Different genotypes were evaluated in different trials linked by the 11 common checks. Plot size ranged between 5.70 and 9 m2. All plots were treated with fertilizer, pesticides and fungicides according to farmers’ practice for intensive wheat production.

Grain yield was measured in tons per hectare (t/ha) with an adjusted moisture content of 14%. Protein content (%) was determined with a near-infrared reflectance (NIR) spectrometry (ICC standard method 159, ICC, Vienna, Austria). Wet gluten content (%) was measured with Perten Glutomatic (ICC standard method 137/1, ICC, Vienna, Austria). Sedimentation value was determined according to Zeleny (ICC standard method 116/1, ICC, Vienna, Austria). Five quality traits were assessed with the Brabender extensograph (ICC standard method Nr. 114/1, ICC, Vienna, Austria) but with only one measurement instead of two for each trait. Traits are extensibility (mm), resistance to extension (EU), the ratio between extensibility and resistance to extension, energy (cm2) as the area under the extensograph curve and water absorption (%) of the dough. Maltose (%) was determined after the Berlin method (Klüver 1994). Browning was visually scored from 1 (high intensity) to 5 (low intensity) by an experienced cereal scientist (Quality Lab Aberham, Augsburg, Germany). Baking volume (ml) was determined with a rapid method adapted from Rapid Mix test (ICC standard method 131, ICC, Vienna, Austria) but with lower amount of flour and test bread rolls (Quality Lab Aberham, Augsburg, Germany). All traits and abbreviations are summarized in Table 1.

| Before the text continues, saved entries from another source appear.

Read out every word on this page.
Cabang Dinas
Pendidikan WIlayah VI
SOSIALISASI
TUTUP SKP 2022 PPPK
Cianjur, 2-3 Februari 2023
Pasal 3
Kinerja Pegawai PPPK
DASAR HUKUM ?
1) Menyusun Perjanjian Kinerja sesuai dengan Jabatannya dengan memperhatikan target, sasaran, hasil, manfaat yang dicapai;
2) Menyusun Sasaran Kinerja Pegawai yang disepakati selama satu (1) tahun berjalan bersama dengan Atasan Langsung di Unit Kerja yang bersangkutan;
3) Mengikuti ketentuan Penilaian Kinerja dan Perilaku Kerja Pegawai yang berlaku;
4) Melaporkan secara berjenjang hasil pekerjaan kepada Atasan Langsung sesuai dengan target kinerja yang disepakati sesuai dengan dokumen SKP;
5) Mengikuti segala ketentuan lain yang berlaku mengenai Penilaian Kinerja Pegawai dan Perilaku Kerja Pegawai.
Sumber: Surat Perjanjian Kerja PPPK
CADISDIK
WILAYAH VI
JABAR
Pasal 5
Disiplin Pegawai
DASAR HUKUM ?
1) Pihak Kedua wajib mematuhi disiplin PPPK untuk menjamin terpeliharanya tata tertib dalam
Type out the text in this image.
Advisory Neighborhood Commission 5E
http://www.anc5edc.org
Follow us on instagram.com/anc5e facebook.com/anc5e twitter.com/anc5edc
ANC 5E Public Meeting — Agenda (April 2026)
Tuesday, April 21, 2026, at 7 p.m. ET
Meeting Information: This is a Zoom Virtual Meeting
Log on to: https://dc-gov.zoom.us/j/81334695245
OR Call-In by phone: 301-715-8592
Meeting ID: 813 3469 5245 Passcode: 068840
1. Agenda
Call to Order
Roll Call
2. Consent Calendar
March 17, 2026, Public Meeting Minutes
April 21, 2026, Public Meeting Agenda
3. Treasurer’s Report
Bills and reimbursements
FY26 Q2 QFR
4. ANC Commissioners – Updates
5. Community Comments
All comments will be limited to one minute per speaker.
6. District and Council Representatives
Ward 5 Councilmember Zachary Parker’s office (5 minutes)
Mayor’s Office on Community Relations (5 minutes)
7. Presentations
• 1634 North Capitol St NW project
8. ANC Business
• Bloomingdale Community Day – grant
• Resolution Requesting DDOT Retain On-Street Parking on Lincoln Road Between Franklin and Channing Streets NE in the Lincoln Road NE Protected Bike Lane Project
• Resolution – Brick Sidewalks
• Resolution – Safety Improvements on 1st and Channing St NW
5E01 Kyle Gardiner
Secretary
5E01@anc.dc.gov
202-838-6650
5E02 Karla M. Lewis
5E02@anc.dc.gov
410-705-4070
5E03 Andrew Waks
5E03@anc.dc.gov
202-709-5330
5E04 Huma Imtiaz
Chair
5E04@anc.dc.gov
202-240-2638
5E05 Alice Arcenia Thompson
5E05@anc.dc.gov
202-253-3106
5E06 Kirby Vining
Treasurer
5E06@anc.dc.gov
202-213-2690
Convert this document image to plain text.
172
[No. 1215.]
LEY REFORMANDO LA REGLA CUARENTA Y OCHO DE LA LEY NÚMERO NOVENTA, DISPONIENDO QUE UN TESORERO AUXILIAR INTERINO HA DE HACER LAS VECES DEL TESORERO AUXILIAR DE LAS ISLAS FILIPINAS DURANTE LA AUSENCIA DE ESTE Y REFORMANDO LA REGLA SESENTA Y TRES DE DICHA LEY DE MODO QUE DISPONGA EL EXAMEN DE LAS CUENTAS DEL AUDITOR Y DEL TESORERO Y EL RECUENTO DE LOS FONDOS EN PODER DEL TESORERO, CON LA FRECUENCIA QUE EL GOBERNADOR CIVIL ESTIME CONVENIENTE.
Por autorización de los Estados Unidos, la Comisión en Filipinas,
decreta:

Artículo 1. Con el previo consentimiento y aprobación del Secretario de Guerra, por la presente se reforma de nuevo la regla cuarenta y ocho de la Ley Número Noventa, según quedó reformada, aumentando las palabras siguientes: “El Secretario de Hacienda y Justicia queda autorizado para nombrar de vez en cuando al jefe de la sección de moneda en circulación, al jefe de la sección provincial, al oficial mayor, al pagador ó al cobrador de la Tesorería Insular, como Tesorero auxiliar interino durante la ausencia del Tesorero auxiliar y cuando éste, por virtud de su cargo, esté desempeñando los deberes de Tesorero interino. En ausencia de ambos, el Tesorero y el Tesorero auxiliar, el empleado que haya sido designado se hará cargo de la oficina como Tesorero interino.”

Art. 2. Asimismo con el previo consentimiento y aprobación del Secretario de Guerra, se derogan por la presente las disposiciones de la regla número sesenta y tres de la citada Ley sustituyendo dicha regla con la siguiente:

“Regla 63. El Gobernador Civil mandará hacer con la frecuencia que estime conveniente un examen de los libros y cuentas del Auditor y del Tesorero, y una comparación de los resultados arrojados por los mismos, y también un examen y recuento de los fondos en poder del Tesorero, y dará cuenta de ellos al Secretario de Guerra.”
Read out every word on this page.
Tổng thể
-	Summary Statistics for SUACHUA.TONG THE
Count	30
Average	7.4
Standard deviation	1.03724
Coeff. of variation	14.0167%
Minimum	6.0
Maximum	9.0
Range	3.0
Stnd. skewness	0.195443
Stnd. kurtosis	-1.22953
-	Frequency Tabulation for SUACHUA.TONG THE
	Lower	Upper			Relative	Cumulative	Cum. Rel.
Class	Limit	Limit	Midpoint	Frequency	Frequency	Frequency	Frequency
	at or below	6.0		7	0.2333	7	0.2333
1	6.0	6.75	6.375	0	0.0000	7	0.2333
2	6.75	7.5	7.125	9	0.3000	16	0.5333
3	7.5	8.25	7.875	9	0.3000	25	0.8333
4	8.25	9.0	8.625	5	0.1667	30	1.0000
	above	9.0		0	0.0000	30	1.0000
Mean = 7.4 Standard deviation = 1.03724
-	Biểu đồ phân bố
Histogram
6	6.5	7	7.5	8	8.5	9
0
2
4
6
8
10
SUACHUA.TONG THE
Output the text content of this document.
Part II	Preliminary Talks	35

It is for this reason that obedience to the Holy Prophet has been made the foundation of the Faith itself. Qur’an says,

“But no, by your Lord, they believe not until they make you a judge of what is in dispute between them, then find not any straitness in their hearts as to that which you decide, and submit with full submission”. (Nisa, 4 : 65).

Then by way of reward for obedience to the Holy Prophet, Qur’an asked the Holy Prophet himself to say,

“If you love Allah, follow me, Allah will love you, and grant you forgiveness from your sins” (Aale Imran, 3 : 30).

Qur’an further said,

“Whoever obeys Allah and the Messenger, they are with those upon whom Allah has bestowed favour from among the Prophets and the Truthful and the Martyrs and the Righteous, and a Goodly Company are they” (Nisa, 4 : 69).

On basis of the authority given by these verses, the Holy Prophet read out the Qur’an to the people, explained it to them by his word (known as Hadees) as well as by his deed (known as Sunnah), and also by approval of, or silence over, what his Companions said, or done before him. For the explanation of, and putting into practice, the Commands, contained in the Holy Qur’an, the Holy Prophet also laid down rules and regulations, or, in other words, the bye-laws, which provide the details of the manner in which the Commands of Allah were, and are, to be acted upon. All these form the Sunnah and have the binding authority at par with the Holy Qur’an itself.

Table 1 Agronomic and quality traits assessed in the study

Phenotypic data analyses

As suggested by Bernal-Vasquez et al. (2016) an outlier detection was performed before analyzing the phenotypic data following the method 4 ‘‘Bonferroni-Holm with re-scaled median absolute deviation standardized residuals.” The best linear unbiased estimators (BLUEs) were then calculated based on the following mixed model (1):

$$y_{ikl} = \mu + g_{i} + e_{l} + t_{kl} + \left( {ge} \right)_{il} + {\mathcal{E}}_{ikl} ,$$

where \({y}_{ikl}\) is the phenotypic observation of the ith genotype within the kth trial at the lth environment. The intercept is denoted as \(\mu\), \({g}_{i}\) is the effect of the ith genotype, \({e}_{l}\) the effect of the lth environment, where environment is defined as location times year combination, \({t}_{kl}\) is the effect of the kth trial at the lth environment, \({(ge)}_{il}\) represents the interaction effect between genotype and environment, and \({\mathcal{E}}_{ikl}\) is the residual term of \({y}_{ikl}\). For the calculation of the BLUEs all effects were taken as random, except \({g}_{i}\). The error variance was assumed to be heterogeneous.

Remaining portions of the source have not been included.